Update on HOPA’s Health Policy Activities
Jordan Wildermuth, MSW
HOPA Health Policy and Advocacy Manager
Various attempts to repeal and replace the Affordable Care Act (ACA) delayed deliberation on all other healthcare legislation for most of the summer. Although the House managed to pass legislation to repeal the ACA in May, the Senate was unsuccessful in its efforts. Before leaving for summer recess, the Senate introduced a scaled-down repeal bill (dubbed the “skinny repeal”), which would roll back the ACA’s individual and employer mandates as well as the tax on medical devices. The measure did not receive enough votes to pass, leaving the future of the repeal–and-replace effort up in the air. Although conversation about next steps in the effort is continuing, Congress has pivoted from health care to the issues of tax reform and appropriations for fiscal year (FY) 2018.

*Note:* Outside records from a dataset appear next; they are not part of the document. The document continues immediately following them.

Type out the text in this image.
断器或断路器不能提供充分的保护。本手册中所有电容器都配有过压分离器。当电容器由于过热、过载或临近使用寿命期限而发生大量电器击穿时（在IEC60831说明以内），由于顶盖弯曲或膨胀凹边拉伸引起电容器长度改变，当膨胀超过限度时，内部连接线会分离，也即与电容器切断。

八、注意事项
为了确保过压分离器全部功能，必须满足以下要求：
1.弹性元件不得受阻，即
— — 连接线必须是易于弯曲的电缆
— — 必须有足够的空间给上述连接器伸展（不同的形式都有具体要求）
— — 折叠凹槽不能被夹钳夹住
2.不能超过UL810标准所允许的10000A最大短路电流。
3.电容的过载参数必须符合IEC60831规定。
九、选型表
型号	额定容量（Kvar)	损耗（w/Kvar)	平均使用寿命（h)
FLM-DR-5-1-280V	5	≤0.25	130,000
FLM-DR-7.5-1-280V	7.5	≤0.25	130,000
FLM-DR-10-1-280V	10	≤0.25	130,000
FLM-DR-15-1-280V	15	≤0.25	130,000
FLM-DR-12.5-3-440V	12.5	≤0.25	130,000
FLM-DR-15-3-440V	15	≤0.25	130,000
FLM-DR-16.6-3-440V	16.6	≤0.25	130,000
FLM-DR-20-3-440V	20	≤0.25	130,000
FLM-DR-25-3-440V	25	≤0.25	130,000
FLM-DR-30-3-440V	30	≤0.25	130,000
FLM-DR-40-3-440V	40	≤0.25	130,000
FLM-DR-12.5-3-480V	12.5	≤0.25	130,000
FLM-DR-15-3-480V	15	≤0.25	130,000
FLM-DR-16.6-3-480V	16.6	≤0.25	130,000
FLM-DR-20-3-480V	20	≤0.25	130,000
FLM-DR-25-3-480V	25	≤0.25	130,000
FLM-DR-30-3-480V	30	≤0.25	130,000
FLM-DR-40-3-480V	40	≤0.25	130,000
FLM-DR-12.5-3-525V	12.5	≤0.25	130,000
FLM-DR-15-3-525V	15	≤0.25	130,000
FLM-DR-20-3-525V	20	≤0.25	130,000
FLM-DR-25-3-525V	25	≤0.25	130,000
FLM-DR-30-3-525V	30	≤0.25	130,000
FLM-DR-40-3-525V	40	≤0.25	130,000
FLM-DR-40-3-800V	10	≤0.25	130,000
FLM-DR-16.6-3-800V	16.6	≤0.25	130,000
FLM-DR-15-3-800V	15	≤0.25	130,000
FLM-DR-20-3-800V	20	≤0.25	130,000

FDA Reauthorization Act of 2017
On August 3, Congress passed the FDA [Food and Drug Administration] Reauthorization Act of 2017, reauthorizing the prescription drug, generic drug, medical device, and biosimilar user-fee programs through 2022. The Congressional Budget Office estimates that the new bill will generate $9 billion in fees—$8 billion for drugs and $1 billion for devices—between 2018 and 2022. The fees collected through the program are used to pay for the regulatory review of new medicines, with the intent of speeding up the approval process. HOPA has been monitoring the progress of the bill because it includes provisions pertaining to user fees for biosimilars. The final bill
- eliminates fees for supplements to biosimilar applications and biosimilar manufacturing facilities
- assesses holders of approved applications for biosimilars with an annual fee
- sets the annual amount of revenue that must be generated by fees
- extends through FY 2022 programs, policies (including Critical Path Public-Private Partnerships), and support for the development of medical products for rare conditions.
The Trickett Wendler Right to Try Act (H.R. 878/S. 204) sponsored by Senator Ron Johnson (R-Wis.), which allows people facing life-threatening diseases access to unapproved experimental drugs, was passed on the same day that the FDA Reauthorization Act was passed. The legislation prohibits the government from restricting access to medications that have undergone only preliminary testing in humans. Patients first would have to try all other available treatments and be unable to participate in clinical trials. The final version of the bill incorporates compromises made following a previous version, which faced scrutiny because it barred the FDA from considering any information on safety problems as part of its approval process for a drug falling under the right-to-try rubric. The latest version was modified to allow the agency to consider such information if it is critical to determining whether the drug meets the agency’s safety standards.
FY 2018 Appropriations
The House Appropriations Committee has passed a FY 2018 Labor, Health and Human Services, and Education (LHHS) spending measure, which contains funding for programs of interest to HOPA. Funding includes $35 billion for the National Institutes of Health (a $1.1 billion increase), $5.77 billion for the National Cancer Institute (an $82 million increase), and $300 million for the Cancer Moonshot Initiative. The Senate is expected to release its FY 2018 LHHS bill when it returns in September from the summer recess. HOPA continues to work with the entire cancer community to maintain and expand U.S. investments in research for cancer treatment to ensure that new innovations are possible.
Cancer Drug Coverage Act
In early July 2017, HOPA joined members of the Patients Equal Access Coalition and met with staff members in 18 Senate offices to solicit support for a Senate companion oral parity bill. The House bill was reintroduced in March and requires any health plan that provides coverage for cancer chemotherapy treatment to provide coverage for self-administered anticancer medication at a cost no less favorable than the cost of intravenous, port-administered, and injected anticancer medications.
HOPA has also initiated a state advocacy program working with the State Patients Equal Access Coalition. To date, 43 states have passed and implemented oral parity laws. HOPA is continuing its work to mobilize members in Michigan, North Carolina, and Tennessee to participate in these efforts and is working with HOPA members in New Jersey to support a bill that caps out-of-pocket spending on prescription drugs.
The number of House and Senate cosponsors of the Pharmacy and Medically Underserved Areas Enhancement Act (H.R. 592/S. 314) continues to grow. HOPA’s visits with legislators on HOPA Hill Day in May garnered 11 additional cosponsors in the House and 1 in the Senate. The number of cosponsors has now crossed the two-thirds threshold among Republicans on the House Committee on Energy and Commerce that is required to bring a bill up for consideration. The Patient Access to Pharmacists’ Care Coalition implemented a summer media strategy consisting of digital and radio advertising.
HOPA will continue to monitor activity relating to repeal and replacement of the Affordable Care Act and to thoughtfully assess any legislation and coalitions that bear directly on HOPA’s mission and public policy agenda. HOPA has decided not to prioritize taking a position on repeal-and-replace legislation but instead to remain focused on securing provider status for pharmacists and seeing that patients have access to oral chemotherapy at a rate no less favorable than that for intravenous chemotherapy.